I dont want to litter the place with nonsense, but I'm trying to learn and have hit a brick wall. I took Jean-Louis' tricopter code which runs on IMU V2 and tried many different ways to add IMU V3. I assembled a PPM encoder, Cut up an old GWS Rx for the pins, made all the connections, modified the code the best I could and it almost works. The almost part is driving me crazy.
The problem is when the MPU6000_Init() is added, it stops communicating with the Rx and the ESC's. If I take that out of the code, the ESC's arm and I have control of throttle and sticks.
I see that Ardupilot 2.7.1 has fast medium and slow loops. The way this IMU/copter is written it has one loop running at 70 Hz.
The first question seems to be how do I divide up the time? Will that even solve the problem?

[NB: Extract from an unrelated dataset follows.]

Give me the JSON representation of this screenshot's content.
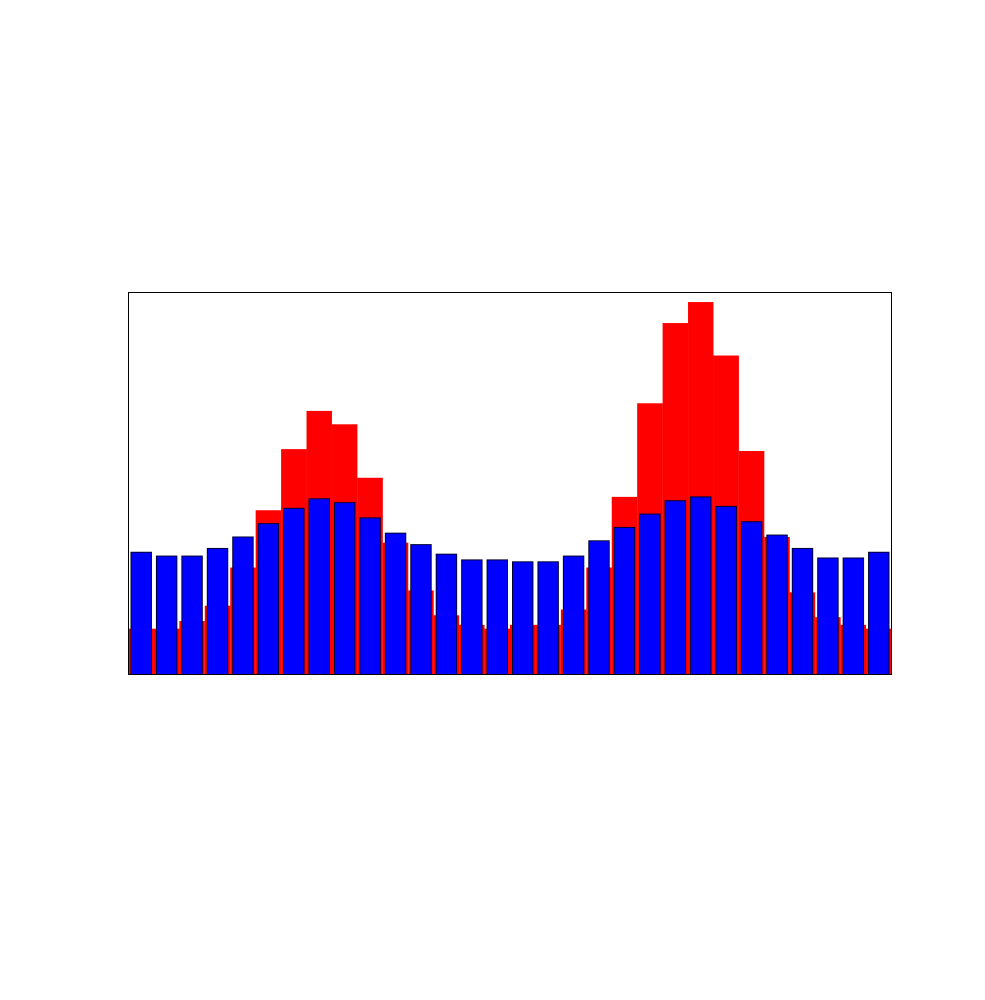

What are the principles behind that? Do I just follow how Ardupilot did it and hope I get lucky?
Replies
I think I know what your problem is. The pins labeled MOSI, MISO, and SCK can not be used on the IMU3 as these are pins that the MPU6000 uses for SPI communication. They are only brought out on the board because they are needed to load the boot loader firmware. On the IMU 2 they might have been used for digital lines as no SPI was being used. You can use the analog pins for servo outputs if you generate the pulses with timer interrupts. You don't need to use the PWM modules. I have the IMU3 reading PPM or PWM and outputting PWM or PPM. I use this for a camera stabilizer and now a head tracker. You can download my gimbal stabilizer here. All of the servo stuff is driven from the one 16 bit timmer. Don't use the other 2, 8 bit timers or you will mess up the delay() function. I don't even use the millis() function, the main loop is interrupt driven. Just please put me in the credits if you use my code. BTW i was planning on doing just what you are attempting, ass soon as I finish hacking my transmitter to interface with the IMU3 head tracker.